The 100th anniversary has of course been met with the requisite military parades, commemorations, and celebrations, despite the pall cast over the region by uncertainty and conflict.
There are, of course, good reasons to celebrate such a short-lived independence period. During this time, for instance, Azerbaijan became the world’s first democratic Moslem state. Women were given the right to vote.
Armenia came about less as a product of a national liberation struggle than as a result of the bloody events of the end of the Ottoman Empire, and the new Armenian state was established on territory where formerly relatively few Armenians had previously lived.
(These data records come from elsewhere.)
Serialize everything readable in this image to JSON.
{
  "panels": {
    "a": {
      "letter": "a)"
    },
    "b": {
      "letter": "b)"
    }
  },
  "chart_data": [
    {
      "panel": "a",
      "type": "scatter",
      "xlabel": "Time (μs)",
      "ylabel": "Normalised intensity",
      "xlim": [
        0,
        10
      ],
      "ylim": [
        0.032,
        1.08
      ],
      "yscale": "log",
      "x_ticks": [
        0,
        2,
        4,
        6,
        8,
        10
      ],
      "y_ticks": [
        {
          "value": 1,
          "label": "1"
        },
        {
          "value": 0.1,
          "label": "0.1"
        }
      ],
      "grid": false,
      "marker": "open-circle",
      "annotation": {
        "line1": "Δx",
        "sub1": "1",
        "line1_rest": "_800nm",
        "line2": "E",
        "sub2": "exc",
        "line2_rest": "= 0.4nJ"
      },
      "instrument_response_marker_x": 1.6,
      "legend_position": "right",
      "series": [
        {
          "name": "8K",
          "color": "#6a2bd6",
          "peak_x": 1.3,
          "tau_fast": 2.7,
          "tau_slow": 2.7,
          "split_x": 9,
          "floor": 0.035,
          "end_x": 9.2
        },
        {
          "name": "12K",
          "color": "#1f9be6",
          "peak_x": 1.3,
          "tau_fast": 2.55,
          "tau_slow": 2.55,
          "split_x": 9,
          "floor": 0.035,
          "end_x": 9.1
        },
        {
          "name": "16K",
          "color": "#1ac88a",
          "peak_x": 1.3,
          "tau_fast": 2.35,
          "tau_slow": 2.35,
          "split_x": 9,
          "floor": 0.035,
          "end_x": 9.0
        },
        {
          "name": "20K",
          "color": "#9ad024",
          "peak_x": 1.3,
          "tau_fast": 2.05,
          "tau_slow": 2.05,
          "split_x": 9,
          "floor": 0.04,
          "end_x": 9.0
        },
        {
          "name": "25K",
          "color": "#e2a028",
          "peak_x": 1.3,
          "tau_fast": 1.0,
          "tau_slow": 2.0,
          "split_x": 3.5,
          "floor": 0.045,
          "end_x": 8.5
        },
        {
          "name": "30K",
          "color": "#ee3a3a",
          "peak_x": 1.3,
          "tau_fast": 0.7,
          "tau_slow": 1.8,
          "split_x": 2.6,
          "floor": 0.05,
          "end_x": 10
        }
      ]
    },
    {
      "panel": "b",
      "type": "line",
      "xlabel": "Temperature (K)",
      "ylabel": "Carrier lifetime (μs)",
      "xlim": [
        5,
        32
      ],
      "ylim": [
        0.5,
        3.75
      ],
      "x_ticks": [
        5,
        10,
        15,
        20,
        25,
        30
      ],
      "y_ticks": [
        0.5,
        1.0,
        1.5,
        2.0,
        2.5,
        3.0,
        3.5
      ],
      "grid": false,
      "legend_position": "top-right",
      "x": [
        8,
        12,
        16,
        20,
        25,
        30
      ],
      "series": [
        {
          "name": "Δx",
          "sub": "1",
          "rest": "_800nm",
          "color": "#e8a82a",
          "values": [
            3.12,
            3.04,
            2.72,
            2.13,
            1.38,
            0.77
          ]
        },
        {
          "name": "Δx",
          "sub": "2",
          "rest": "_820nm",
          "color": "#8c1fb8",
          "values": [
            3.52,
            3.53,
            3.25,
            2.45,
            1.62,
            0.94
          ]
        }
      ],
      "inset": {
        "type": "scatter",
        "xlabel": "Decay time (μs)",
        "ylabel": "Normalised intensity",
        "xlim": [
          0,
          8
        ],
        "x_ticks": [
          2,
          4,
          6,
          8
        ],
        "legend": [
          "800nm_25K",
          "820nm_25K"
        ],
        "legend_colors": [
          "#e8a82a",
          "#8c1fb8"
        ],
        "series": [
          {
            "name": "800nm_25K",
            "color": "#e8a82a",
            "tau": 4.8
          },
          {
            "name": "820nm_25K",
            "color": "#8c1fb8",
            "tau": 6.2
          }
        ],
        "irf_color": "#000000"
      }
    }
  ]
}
Civil war also decimated Georgia in 1991-1992, reducing the center of the lovely capital, Tbilisi, to a smoking ruin. The country became a poster child for the “failed state” label, and general anarchy. The economy went from one which was one of the most prosperous in the Soviet Union (aided, no doubt, by black marketeering, graft, and a captive market in citrus fruit, wine, and holiday beaches) to a basket case, where electricity was a luxury of 2 hours a day and armed gangs roamed the lawless streets. Georgia’s 1918 independence was led by a group of nationalist thinkers and writers, but this movement was easily crushed by inside forces and the inevitability of Russian military power to subdue the short-lived republic.
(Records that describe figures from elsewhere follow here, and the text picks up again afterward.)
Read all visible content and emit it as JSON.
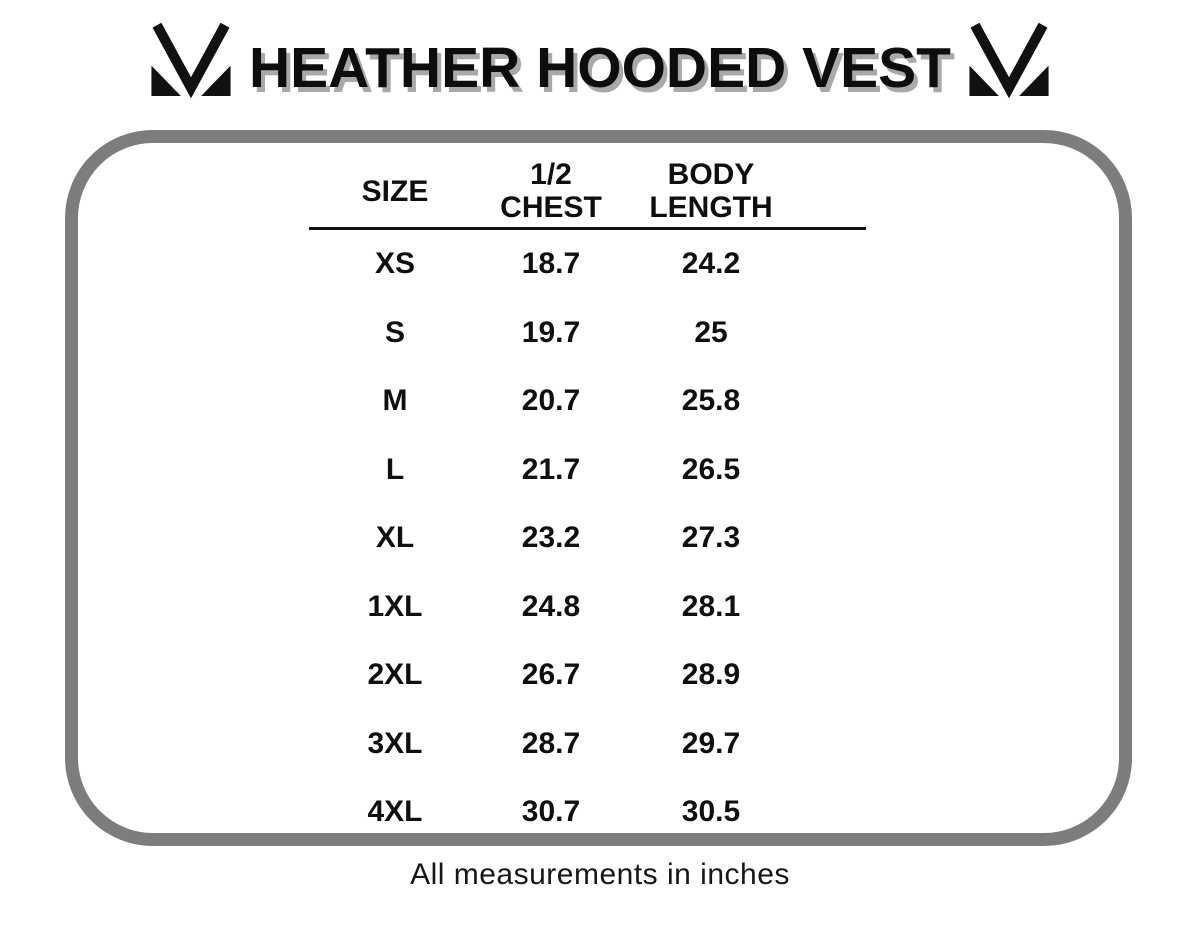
{
  "title": "HEATHER HOODED VEST",
  "icons": {
    "brand_mark": "stylized V/M chevron with corner triangles, solid black"
  },
  "size_chart": {
    "columns": [
      "SIZE",
      "1/2 CHEST",
      "BODY LENGTH"
    ],
    "rows": [
      [
        "XS",
        "18.7",
        "24.2"
      ],
      [
        "S",
        "19.7",
        "25"
      ],
      [
        "M",
        "20.7",
        "25.8"
      ],
      [
        "L",
        "21.7",
        "26.5"
      ],
      [
        "XL",
        "23.2",
        "27.3"
      ],
      [
        "1XL",
        "24.8",
        "28.1"
      ],
      [
        "2XL",
        "26.7",
        "28.9"
      ],
      [
        "3XL",
        "28.7",
        "29.7"
      ],
      [
        "4XL",
        "30.7",
        "30.5"
      ]
    ]
  },
  "footer_note": "All measurements in inches",
  "chart_data": {
    "type": "table",
    "title": "HEATHER HOODED VEST",
    "columns": [
      "SIZE",
      "1/2 CHEST",
      "BODY LENGTH"
    ],
    "rows": [
      [
        "XS",
        18.7,
        24.2
      ],
      [
        "S",
        19.7,
        25
      ],
      [
        "M",
        20.7,
        25.8
      ],
      [
        "L",
        21.7,
        26.5
      ],
      [
        "XL",
        23.2,
        27.3
      ],
      [
        "1XL",
        24.8,
        28.1
      ],
      [
        "2XL",
        26.7,
        28.9
      ],
      [
        "3XL",
        28.7,
        29.7
      ],
      [
        "4XL",
        30.7,
        30.5
      ]
    ],
    "note": "All measurements in inches"
  },
  "colors": {
    "background": "#ffffff",
    "frame_border": "#7d7d7d",
    "title_text": "#0d0d0d",
    "title_shadow": "#a9a9a9",
    "table_text": "#0f0f0f"
  }
}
Having emphasized the irony and pain of the 100th “celebration” of the independence of these countries, it must be said that the future, as unclear and precarious as it is, looks much brighter. In Georgia, the rampant petty corruption, street crime, and marauding gangsters are a distant memory, replaced by a functioning state, even while the country is still locked in hostile relations with Russia. And the tourism for which it was famed during the Soviet era has returned with a vengeance, as an avant-garde tourist Mecca. When this author first arrived in 1992, there were only a handful of functioning hotels for a city of over a million.
Only the foolhardy dared venture out after dark. There were also just three restaurants which kept open after 6 pm. One was a basement haunt with the appropriate name “Palermo”, and one had to bang on a door and wait for a security guard to open a padlocked iron gate in order to enter. (It was quickly shut and re-padlocked as soon as you were inside). Now there are hundreds of hotels, hostels, cafes, and restaurants of all shades. Most ironically, Russians, despite the formal political hostility between the countries, comprise the most numerous number of guests. The country is simply too stunningly beautiful and exotic to shoo people away, whatever the uncertainties.
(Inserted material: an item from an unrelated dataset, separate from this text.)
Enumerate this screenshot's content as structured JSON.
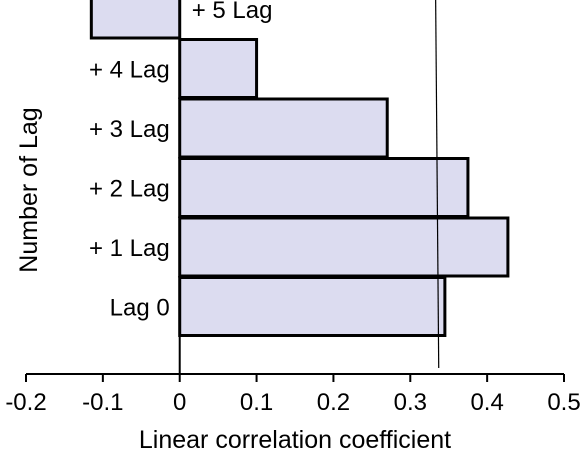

As for Azerbaijan and Armenia, the situation between the two countries remains explosive. Yet even so, Baku, the Azerbaijani capital, is unrecognizable from its decrepitude of three decades ago. Political issues notwithstanding, it has been airbrushed to a fine gloss, its classical European architecture cleaned and restored, money from its energy-driven economy having transformed its skyline along the Caspian shore. The war with Armenia, and the prospect of a new, major effort to liberate lands occupied by ethnic Armenian forces, hangs in the air like a Damocles sword, but seems to be of little interest to the average person, many of whom are busy getting quite wealthy.
Armenia is arguably in the worst shape. With its borders with Azerbaijan and Turkey shut by the war with all the concomitant economic consequences, mass emigration is ongoing. But even so the centre of the capital, Yerevan, has been shined up. Many young people seem oblivious to the 30-year old war or regard it as a somewhat amorphous conflict bequeathed to them by the older generation.
So the future, on this 100th anniversary, is fraught with very serious dangers, yet great promise. As one friend of mine recently said: “In 50 years, Azeris and Armenians will be marrying each other again, and the new generation will scoff at us as idiots for ever having gone to war”.